La Jument Rouge - 2 - La visite du Louvres

Publié le par Le Père Peinard

Résumé des châpitres précédents :

La Jument Rouge - 1 : Emotions intenses.


Le samedi suivant, la Bentley dérapa légèrement  devant le Club House. Elle descendit toute en bottines et fourrures. Il chercha son regard. Peine perdue. Elle s’approcha du cheval qu’elle enfourchât sans ménagement. En partant, elle laissa trainer sa badine sur l’épaule de Jimmy qui crut défaillir. Il remarqua que le poids de ses seins lourds tendait le cuir de son blouson. Ses cuisses et ses reins épousaient parfaitement la forme de la selle qui elle-même épousait la forme de la croupe lascive de la jument. IL soupçonna que la selle avait été faite sur mesure. Ce constat lui procura une émotion nouvelle.

Au retour, sans un mot, sans un regard, elle balança les rênes sur Jimmy hébété. Il faillit lui demander si elle voulait bien visiter le Louvre et aller à l’hôtel avec lui.
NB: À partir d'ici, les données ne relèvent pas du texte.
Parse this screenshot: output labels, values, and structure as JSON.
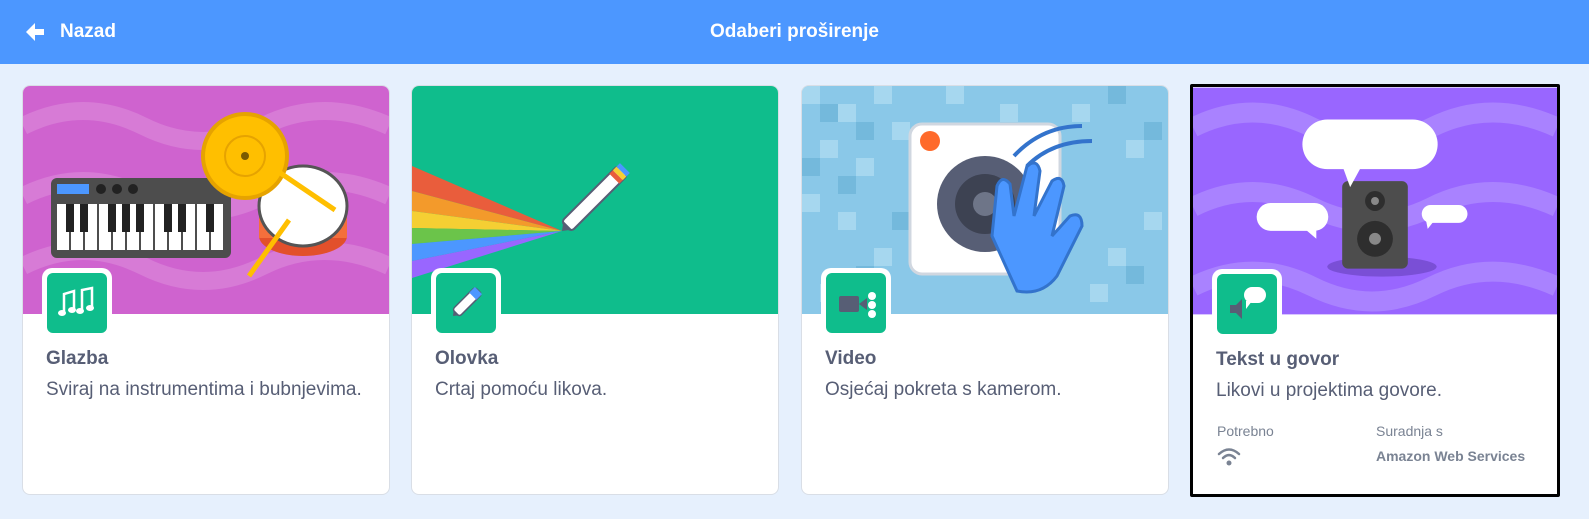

Mais sa voix s’étrangla. Il considéra le cheval dont les sabots luisaient faiblement dans la pénombre. Bien sûr, elle ne pouvait pas voir les sabots tant qu’elle chevauchait. Il rentra Pégase dans son box. Il repeint les sabots et couvrit les jambes de l’animal d’un vermillon que n’auraient renié ni Braque ni les Fauves.
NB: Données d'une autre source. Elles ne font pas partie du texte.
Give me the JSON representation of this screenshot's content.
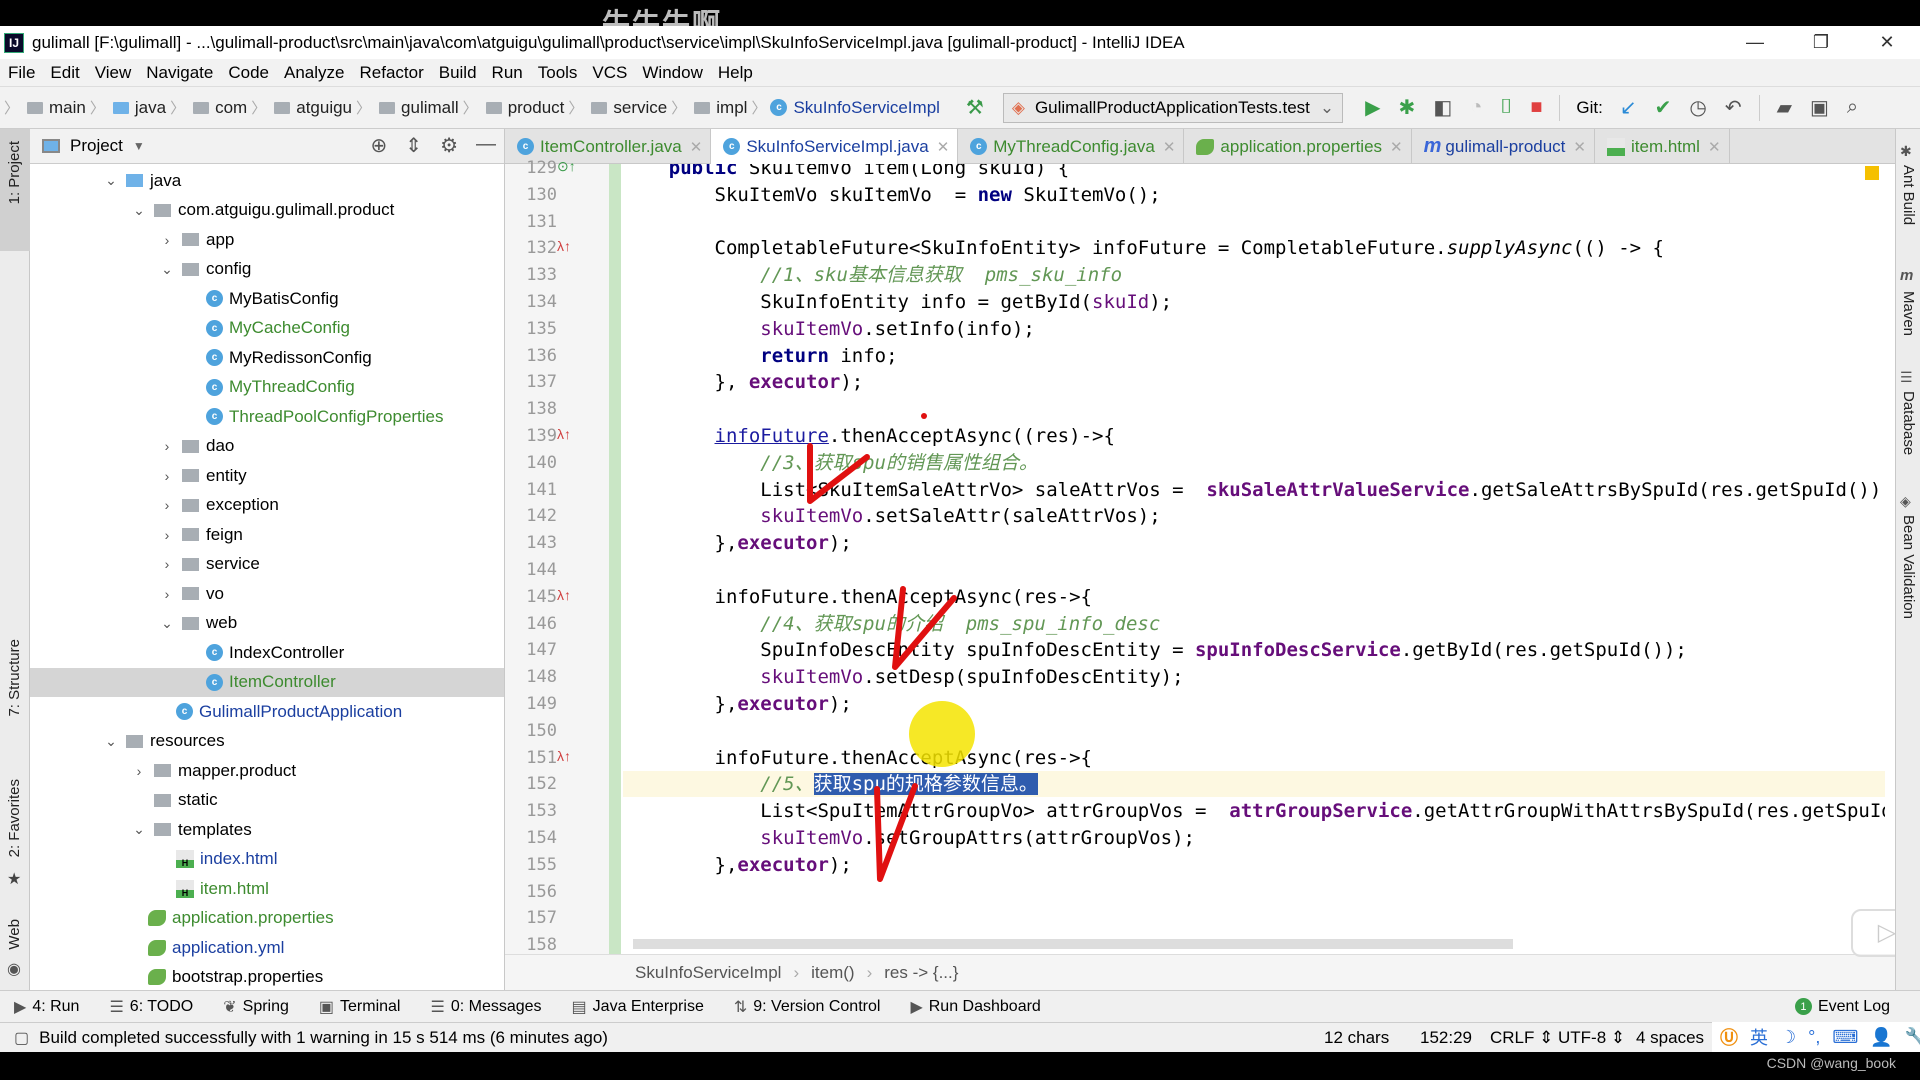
{
  "watermark_top": "牛牛牛啊",
  "window": {
    "title": "gulimall [F:\\gulimall] - ...\\gulimall-product\\src\\main\\java\\com\\atguigu\\gulimall\\product\\service\\impl\\SkuInfoServiceImpl.java [gulimall-product] - IntelliJ IDEA",
    "logo": "IJ",
    "minimize": "—",
    "restore": "❐",
    "close": "✕"
  },
  "menu": [
    "File",
    "Edit",
    "View",
    "Navigate",
    "Code",
    "Analyze",
    "Refactor",
    "Build",
    "Run",
    "Tools",
    "VCS",
    "Window",
    "Help"
  ],
  "breadcrumbs": [
    "main",
    "java",
    "com",
    "atguigu",
    "gulimall",
    "product",
    "service",
    "impl",
    "SkuInfoServiceImpl"
  ],
  "toolbar": {
    "run_config": "GulimallProductApplicationTests.test",
    "git_label": "Git:"
  },
  "left_strip": {
    "project": "1: Project",
    "structure": "7: Structure",
    "favorites": "2: Favorites",
    "web": "Web"
  },
  "right_strip": {
    "ant": "Ant Build",
    "maven": "Maven",
    "database": "Database",
    "bean": "Bean Validation"
  },
  "project_panel": {
    "title": "Project",
    "tree": [
      {
        "label": "java",
        "depth": 0,
        "arrow": "open",
        "icon": "folder-blue"
      },
      {
        "label": "com.atguigu.gulimall.product",
        "depth": 1,
        "arrow": "open",
        "icon": "package"
      },
      {
        "label": "app",
        "depth": 2,
        "arrow": "closed",
        "icon": "package"
      },
      {
        "label": "config",
        "depth": 2,
        "arrow": "open",
        "icon": "package"
      },
      {
        "label": "MyBatisConfig",
        "depth": 3,
        "icon": "class",
        "color": "default"
      },
      {
        "label": "MyCacheConfig",
        "depth": 3,
        "icon": "class",
        "color": "green"
      },
      {
        "label": "MyRedissonConfig",
        "depth": 3,
        "icon": "class",
        "color": "default"
      },
      {
        "label": "MyThreadConfig",
        "depth": 3,
        "icon": "class",
        "color": "green"
      },
      {
        "label": "ThreadPoolConfigProperties",
        "depth": 3,
        "icon": "class",
        "color": "green"
      },
      {
        "label": "dao",
        "depth": 2,
        "arrow": "closed",
        "icon": "package"
      },
      {
        "label": "entity",
        "depth": 2,
        "arrow": "closed",
        "icon": "package"
      },
      {
        "label": "exception",
        "depth": 2,
        "arrow": "closed",
        "icon": "package"
      },
      {
        "label": "feign",
        "depth": 2,
        "arrow": "closed",
        "icon": "package"
      },
      {
        "label": "service",
        "depth": 2,
        "arrow": "closed",
        "icon": "package"
      },
      {
        "label": "vo",
        "depth": 2,
        "arrow": "closed",
        "icon": "package"
      },
      {
        "label": "web",
        "depth": 2,
        "arrow": "open",
        "icon": "package"
      },
      {
        "label": "IndexController",
        "depth": 3,
        "icon": "class",
        "color": "default"
      },
      {
        "label": "ItemController",
        "depth": 3,
        "icon": "class",
        "color": "green",
        "selected": true
      },
      {
        "label": "GulimallProductApplication",
        "depth": 2,
        "icon": "class-app",
        "color": "blue"
      },
      {
        "label": "resources",
        "depth": 0,
        "arrow": "open",
        "icon": "folder-res"
      },
      {
        "label": "mapper.product",
        "depth": 1,
        "arrow": "closed",
        "icon": "package"
      },
      {
        "label": "static",
        "depth": 1,
        "icon": "package"
      },
      {
        "label": "templates",
        "depth": 1,
        "arrow": "open",
        "icon": "package"
      },
      {
        "label": "index.html",
        "depth": 2,
        "icon": "html",
        "color": "blue"
      },
      {
        "label": "item.html",
        "depth": 2,
        "icon": "html",
        "color": "green"
      },
      {
        "label": "application.properties",
        "depth": 1,
        "icon": "spring",
        "color": "green"
      },
      {
        "label": "application.yml",
        "depth": 1,
        "icon": "spring",
        "color": "blue"
      },
      {
        "label": "bootstrap.properties",
        "depth": 1,
        "icon": "spring",
        "color": "default"
      }
    ]
  },
  "tabs": [
    {
      "label": "ItemController.java",
      "icon": "class"
    },
    {
      "label": "SkuInfoServiceImpl.java",
      "icon": "class",
      "active": true
    },
    {
      "label": "MyThreadConfig.java",
      "icon": "class"
    },
    {
      "label": "application.properties",
      "icon": "spring"
    },
    {
      "label": "gulimall-product",
      "icon": "maven"
    },
    {
      "label": "item.html",
      "icon": "html"
    }
  ],
  "editor": {
    "lines": [
      {
        "n": "129",
        "mark": "impl",
        "html": "    <span class=\"kw\">public</span> SkuItemVo item(Long skuId) {"
      },
      {
        "n": "130",
        "html": "        SkuItemVo skuItemVo  = <span class=\"kw\">new</span> SkuItemVo();"
      },
      {
        "n": "131",
        "html": ""
      },
      {
        "n": "132",
        "mark": "lambda",
        "html": "        CompletableFuture&lt;SkuInfoEntity&gt; infoFuture = CompletableFuture.<span class=\"ital\">supplyAsync</span>(() -&gt; {"
      },
      {
        "n": "133",
        "html": "            <span class=\"cm\">//1、sku基本信息获取  pms_sku_info</span>"
      },
      {
        "n": "134",
        "html": "            SkuInfoEntity info = getById(<span class=\"fld\">skuId</span>);"
      },
      {
        "n": "135",
        "html": "            <span class=\"fld\">skuItemVo</span>.setInfo(info);"
      },
      {
        "n": "136",
        "html": "            <span class=\"kw\">return</span> info;"
      },
      {
        "n": "137",
        "html": "        }, <span class=\"fldb\">executor</span>);"
      },
      {
        "n": "138",
        "html": ""
      },
      {
        "n": "139",
        "mark": "lambda",
        "html": "        <span class=\"und\">infoFuture</span>.thenAcceptAsync((res)-&gt;{"
      },
      {
        "n": "140",
        "html": "            <span class=\"cm\">//3、获取spu的销售属性组合。</span>"
      },
      {
        "n": "141",
        "html": "            List&lt;SkuItemSaleAttrVo&gt; saleAttrVos =  <span class=\"fldb\">skuSaleAttrValueService</span>.getSaleAttrsBySpuId(res.getSpuId());"
      },
      {
        "n": "142",
        "html": "            <span class=\"fld\">skuItemVo</span>.setSaleAttr(saleAttrVos);"
      },
      {
        "n": "143",
        "html": "        },<span class=\"fldb\">executor</span>);"
      },
      {
        "n": "144",
        "html": ""
      },
      {
        "n": "145",
        "mark": "lambda",
        "html": "        infoFuture.thenAcceptAsync(res-&gt;{"
      },
      {
        "n": "146",
        "html": "            <span class=\"cm\">//4、获取spu的介绍  pms_spu_info_desc</span>"
      },
      {
        "n": "147",
        "html": "            SpuInfoDescEntity spuInfoDescEntity = <span class=\"fldb\">spuInfoDescService</span>.getById(res.getSpuId());"
      },
      {
        "n": "148",
        "html": "            <span class=\"fld\">skuItemVo</span>.setDesp(spuInfoDescEntity);"
      },
      {
        "n": "149",
        "html": "        },<span class=\"fldb\">executor</span>);"
      },
      {
        "n": "150",
        "html": ""
      },
      {
        "n": "151",
        "mark": "lambda",
        "html": "        infoFuture.thenAcceptAsync(res-&gt;{"
      },
      {
        "n": "152",
        "current": true,
        "html": "            <span class=\"cm\">//5、</span><span class=\"selt\">获取spu的规格参数信息。</span>"
      },
      {
        "n": "153",
        "html": "            List&lt;SpuItemAttrGroupVo&gt; attrGroupVos =  <span class=\"fldb\">attrGroupService</span>.getAttrGroupWithAttrsBySpuId(res.getSpuId());"
      },
      {
        "n": "154",
        "html": "            <span class=\"fld\">skuItemVo</span>.setGroupAttrs(attrGroupVos);"
      },
      {
        "n": "155",
        "html": "        },<span class=\"fldb\">executor</span>);"
      },
      {
        "n": "156",
        "html": ""
      },
      {
        "n": "157",
        "html": ""
      },
      {
        "n": "158",
        "html": ""
      }
    ],
    "breadcrumb": [
      "SkuInfoServiceImpl",
      "item()",
      "res -> {...}"
    ]
  },
  "bottom_tools": [
    {
      "label": "4: Run",
      "icon": "▶"
    },
    {
      "label": "6: TODO",
      "icon": "☰"
    },
    {
      "label": "Spring",
      "icon": "❦"
    },
    {
      "label": "Terminal",
      "icon": "▣"
    },
    {
      "label": "0: Messages",
      "icon": "☰"
    },
    {
      "label": "Java Enterprise",
      "icon": "▤"
    },
    {
      "label": "9: Version Control",
      "icon": "⇅"
    },
    {
      "label": "Run Dashboard",
      "icon": "▶"
    }
  ],
  "event_log": {
    "label": "Event Log",
    "count": "1"
  },
  "status": {
    "message": "Build completed successfully with 1 warning in 15 s 514 ms (6 minutes ago)",
    "chars": "12 chars",
    "position": "152:29",
    "line_sep": "CRLF",
    "encoding": "UTF-8",
    "indent": "4 spaces"
  },
  "ime": {
    "lang": "英"
  },
  "watermark_bottom": "CSDN @wang_book",
  "colors": {
    "accent": "#2f5cae",
    "annotation": "#e01010",
    "highlight": "#f5e400"
  }
}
Mais quel est l’aimable plaisantin qui a peint les jambes de Pégase en rouge ? Il se précipita et sans rougir ni bafouiller lui déclara dans un anglais parfait que c’était Georges, le groom, jaloux de leur amitié naissante. Il nettoya soigneusement les dégâts et elle l’invita à venir dîner chez elle le soir même. Elle ajouta A la bonne franquette avec cet accent so british qui faisait son charme. Dans l’escalier elle passa devant lui en pastichant Jane Birkin. Et ne relookez pas mon fesse, pétite chenapan. Il pensa que le meilleur dans l’amour c’était quand on monte l’escalier. Il en éprouvait une émotion croissante.

Il sortit de sa torpeur quand la Bentley lui frôla les pieds. Il tomba en arrière. Elle se mit en selle et, piqua des deux le flanc du  cheval qui sauta par-dessus le corps étendu. Il ne lui restait plus que son parfum à la fragrance troublante qui mêlait toutes les saveurs de l’Arabie à celle des esclaves nus qui lui rafraichissaient le front avec des palmes. Des meubles luisants polis par les ans décoraient sa chambre, les plus rares fleurs mêlaient leurs odeurs aux vagues senteurs de l'ambre, les riches plafonds, les miroirs profonds, tout y parlait à l'âme en secret sa douce langue natale. Elle le félicita pour ses talents de poète.


Ils visitèrent Le Louvre. Quand il lui révéla que Mona Lisa était en réalité un travelo et vraisemblablement l’amant de Michel-Ange, elle se mordit les lèvres et il dut la prendre dans ses bras pour l’empêcher de défaillir. 
Il la déposa sur une banquette propice et dégrafa son corsage 
pour qu’elle reprenne sa respiration. Il ne put s’empêcher de lorgner
la naissance de ses seins d’albâtre. Il lui pratiqua un léger massage cardiaque xqu’il combina avec un bouche-à-bouche torride.

Margot reprit enfin connaissance et lui annonça qu’elle allait le présenter à
ses parents qui lui interdisaient de faire l’amour avant le mariage. Il décida
de leur demander immédiatement sa main. Et tout le reste. Il la porterait dans la chambre nuptiale, pantelante, lascive. Il lui servirait une coupe de
champagne rosé et lui réciterait un poème coquin. Il lui ferait écouter Only
You et lui proposerait de faire l’amour comme des bêtes.